Student Achievement through Strong Relationships

A Post on Student Achievement Best Practices

by Amy Bainbridge, GT Coordinator, Campus Middle School, Colorado

This teacher discusses her student achievement best practices that help her focus on each student's needs.
To help reach my student’s full potential, I make a conscious effort to get to know each of my students.

I teach creative writing to 6th, 7th, and 8th graders.  I have 25-30 new students every quarter in each class.  I realized after the first quarter that it is hard to build a relationship with my students in such a short amount of time. So, I started having the students fill out a questionnaire at the beginning of each quarter.  The questionnaire has basic information (name, if they have taken this elective before, etc) and asks them to tell me something about themselves that not a lot of people know, the last good book they read, and something they do outside of school. I use this information to help me talk to the students about their lives.

I target five kids a day.  I make sure I check in with those kids, talk to them about school and life outside of school.  These interactions help me build meaningful relationships.  The students are going to reach their full potential knowing that their teacher cares about them as a learner and as a person.  The connections I have made with my students has been powerful.  I would recommend trying it out in your classroom and see if the students effort improves.  It has in my classroom.

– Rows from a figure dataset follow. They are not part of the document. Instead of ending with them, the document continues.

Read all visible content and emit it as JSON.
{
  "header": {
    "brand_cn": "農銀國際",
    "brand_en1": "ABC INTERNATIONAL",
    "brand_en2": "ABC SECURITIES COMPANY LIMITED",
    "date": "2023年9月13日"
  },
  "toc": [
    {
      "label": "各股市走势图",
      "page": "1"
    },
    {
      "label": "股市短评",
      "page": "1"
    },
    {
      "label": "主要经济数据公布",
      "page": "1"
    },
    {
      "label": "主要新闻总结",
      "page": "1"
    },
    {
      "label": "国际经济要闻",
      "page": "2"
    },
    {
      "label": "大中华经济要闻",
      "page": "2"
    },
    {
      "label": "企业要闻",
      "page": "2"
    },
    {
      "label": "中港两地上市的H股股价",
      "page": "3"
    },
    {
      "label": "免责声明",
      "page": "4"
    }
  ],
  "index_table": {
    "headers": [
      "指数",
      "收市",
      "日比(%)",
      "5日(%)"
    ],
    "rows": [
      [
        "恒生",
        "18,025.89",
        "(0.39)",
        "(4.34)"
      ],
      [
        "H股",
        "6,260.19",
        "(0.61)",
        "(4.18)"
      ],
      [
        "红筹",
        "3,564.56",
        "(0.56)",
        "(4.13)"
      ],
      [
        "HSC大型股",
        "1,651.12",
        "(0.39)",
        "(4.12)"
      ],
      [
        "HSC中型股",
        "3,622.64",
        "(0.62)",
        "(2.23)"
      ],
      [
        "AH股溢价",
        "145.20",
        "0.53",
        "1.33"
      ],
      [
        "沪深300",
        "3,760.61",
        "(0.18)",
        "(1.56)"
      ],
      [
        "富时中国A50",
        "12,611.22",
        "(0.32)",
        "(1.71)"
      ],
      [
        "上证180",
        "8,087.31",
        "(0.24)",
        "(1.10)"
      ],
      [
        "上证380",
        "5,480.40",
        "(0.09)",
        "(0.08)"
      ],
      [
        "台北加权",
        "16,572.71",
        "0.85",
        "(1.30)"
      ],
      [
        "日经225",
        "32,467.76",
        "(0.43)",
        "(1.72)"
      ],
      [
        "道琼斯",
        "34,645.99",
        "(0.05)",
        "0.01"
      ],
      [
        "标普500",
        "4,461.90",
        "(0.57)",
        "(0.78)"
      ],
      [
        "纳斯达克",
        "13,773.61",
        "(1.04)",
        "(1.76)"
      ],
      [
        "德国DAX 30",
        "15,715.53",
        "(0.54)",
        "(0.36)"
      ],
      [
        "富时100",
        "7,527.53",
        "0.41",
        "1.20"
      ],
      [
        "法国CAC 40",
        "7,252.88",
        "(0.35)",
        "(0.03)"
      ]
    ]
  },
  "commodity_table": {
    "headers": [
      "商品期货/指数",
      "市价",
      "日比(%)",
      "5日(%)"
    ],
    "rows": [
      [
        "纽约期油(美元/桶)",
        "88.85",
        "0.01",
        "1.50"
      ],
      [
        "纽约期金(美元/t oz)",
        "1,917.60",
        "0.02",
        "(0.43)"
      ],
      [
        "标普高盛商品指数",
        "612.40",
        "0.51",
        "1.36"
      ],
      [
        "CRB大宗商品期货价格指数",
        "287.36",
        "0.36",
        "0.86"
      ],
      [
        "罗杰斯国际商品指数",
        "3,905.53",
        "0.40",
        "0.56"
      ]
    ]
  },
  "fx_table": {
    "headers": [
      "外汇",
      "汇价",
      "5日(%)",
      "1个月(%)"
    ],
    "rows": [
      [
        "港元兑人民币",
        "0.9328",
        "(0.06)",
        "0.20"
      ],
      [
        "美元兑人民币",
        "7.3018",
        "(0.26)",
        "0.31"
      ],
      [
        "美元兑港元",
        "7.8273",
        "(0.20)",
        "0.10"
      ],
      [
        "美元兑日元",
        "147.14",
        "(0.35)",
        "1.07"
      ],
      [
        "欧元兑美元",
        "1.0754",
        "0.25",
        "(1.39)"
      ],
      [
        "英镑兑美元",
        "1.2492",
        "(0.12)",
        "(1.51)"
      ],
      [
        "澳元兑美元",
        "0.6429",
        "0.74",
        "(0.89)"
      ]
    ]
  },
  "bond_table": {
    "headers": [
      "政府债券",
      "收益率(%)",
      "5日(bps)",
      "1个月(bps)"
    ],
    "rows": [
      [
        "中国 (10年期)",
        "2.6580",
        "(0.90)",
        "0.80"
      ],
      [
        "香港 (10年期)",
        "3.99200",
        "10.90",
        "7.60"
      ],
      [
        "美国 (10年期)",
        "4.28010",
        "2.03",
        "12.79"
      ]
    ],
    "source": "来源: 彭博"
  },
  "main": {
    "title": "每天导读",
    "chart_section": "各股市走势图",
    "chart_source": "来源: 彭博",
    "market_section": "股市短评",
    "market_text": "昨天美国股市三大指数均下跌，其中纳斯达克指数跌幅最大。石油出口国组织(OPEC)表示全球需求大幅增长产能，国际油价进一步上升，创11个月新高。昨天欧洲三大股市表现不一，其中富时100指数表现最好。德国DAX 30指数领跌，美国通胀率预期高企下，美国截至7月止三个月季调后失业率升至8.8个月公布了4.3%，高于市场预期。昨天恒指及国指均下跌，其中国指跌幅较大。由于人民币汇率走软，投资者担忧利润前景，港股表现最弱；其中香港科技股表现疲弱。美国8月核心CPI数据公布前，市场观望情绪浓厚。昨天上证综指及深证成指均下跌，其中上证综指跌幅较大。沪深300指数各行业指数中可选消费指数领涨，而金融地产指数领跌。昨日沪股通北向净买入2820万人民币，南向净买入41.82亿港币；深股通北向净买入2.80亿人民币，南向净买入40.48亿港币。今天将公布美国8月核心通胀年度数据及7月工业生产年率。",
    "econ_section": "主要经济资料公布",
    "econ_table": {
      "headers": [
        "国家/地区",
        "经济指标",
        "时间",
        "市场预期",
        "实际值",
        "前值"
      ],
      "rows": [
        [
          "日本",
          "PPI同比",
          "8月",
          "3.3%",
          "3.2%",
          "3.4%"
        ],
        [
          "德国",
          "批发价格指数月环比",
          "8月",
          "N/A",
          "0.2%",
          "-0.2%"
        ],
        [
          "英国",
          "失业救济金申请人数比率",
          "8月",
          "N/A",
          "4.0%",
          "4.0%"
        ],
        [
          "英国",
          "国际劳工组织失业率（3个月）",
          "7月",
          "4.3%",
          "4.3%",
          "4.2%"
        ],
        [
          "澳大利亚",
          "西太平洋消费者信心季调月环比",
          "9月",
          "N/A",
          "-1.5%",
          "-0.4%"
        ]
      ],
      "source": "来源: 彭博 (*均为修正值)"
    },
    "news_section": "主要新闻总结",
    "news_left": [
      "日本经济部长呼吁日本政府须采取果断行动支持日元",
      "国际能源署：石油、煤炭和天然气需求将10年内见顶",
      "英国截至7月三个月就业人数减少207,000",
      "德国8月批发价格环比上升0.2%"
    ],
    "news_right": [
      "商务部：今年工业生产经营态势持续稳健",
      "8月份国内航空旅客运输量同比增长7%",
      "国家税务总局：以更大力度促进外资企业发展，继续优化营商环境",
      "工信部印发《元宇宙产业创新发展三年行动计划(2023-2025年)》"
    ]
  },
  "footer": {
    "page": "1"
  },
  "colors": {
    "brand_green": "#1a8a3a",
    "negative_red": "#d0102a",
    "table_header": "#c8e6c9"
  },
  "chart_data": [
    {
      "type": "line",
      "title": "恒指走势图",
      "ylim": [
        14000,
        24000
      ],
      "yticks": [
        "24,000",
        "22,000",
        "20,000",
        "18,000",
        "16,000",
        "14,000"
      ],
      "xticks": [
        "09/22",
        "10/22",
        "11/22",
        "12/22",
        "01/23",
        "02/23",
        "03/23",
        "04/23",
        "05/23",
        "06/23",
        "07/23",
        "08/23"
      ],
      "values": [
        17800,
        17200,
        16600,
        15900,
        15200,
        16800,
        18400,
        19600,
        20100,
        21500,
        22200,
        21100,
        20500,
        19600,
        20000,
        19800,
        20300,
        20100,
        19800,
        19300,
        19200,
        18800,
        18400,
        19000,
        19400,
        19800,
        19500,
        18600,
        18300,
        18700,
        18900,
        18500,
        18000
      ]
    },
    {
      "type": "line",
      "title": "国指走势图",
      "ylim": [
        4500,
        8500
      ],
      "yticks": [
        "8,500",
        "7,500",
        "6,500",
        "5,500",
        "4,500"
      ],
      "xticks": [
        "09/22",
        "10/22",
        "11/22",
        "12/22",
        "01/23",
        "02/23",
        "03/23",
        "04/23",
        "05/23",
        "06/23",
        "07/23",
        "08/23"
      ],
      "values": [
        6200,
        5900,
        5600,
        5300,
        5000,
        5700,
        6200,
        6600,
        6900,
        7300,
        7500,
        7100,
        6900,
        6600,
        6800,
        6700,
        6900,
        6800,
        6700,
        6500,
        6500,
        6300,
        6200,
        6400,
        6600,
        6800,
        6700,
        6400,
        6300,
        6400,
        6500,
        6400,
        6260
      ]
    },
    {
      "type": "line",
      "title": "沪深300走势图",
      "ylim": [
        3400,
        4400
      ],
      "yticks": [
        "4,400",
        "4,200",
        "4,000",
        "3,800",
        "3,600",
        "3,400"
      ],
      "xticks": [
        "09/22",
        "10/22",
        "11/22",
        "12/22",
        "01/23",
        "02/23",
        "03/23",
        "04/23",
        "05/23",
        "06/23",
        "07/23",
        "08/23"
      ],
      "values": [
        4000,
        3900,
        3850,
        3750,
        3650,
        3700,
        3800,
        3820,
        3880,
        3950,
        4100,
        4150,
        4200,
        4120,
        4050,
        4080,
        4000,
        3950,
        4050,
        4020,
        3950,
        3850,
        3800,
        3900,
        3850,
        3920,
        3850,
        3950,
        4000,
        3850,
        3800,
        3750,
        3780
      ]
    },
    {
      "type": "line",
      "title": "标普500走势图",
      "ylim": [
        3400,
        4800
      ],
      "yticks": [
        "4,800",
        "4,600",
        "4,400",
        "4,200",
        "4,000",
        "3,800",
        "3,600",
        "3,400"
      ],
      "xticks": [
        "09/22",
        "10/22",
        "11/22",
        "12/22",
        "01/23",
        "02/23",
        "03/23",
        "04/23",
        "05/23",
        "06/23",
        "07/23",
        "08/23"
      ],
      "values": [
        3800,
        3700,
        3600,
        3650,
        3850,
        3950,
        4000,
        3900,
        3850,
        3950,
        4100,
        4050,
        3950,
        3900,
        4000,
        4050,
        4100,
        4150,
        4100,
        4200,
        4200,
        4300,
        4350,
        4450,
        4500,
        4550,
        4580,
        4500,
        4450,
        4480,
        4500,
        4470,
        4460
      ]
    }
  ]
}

Along with the personal information, I also ask the students what they want to learn in my class.  I provide about twelve options and ask them to add an idea if it is not listed.  I use this information to help me plan my quarter.  The options that are the most popular are the ones I teach first.  If the students didn’t say they wanted to learn about how to write dialogue, then I don’t teach it!

I make sure the students are aware that I am teaching things that they wanted to learn.  I make sure to share the responsibility of learning and teaching with the students.  I make sure I value their voices! 

Amy Bainbridge has been teaching in the Cherry Creek School District since 2001. She is a dedicated teacher and always looks for new opportunities for her students. She received her Masters in Gifted Education in May 2011. She is constantly working on improving her craft as a teacher.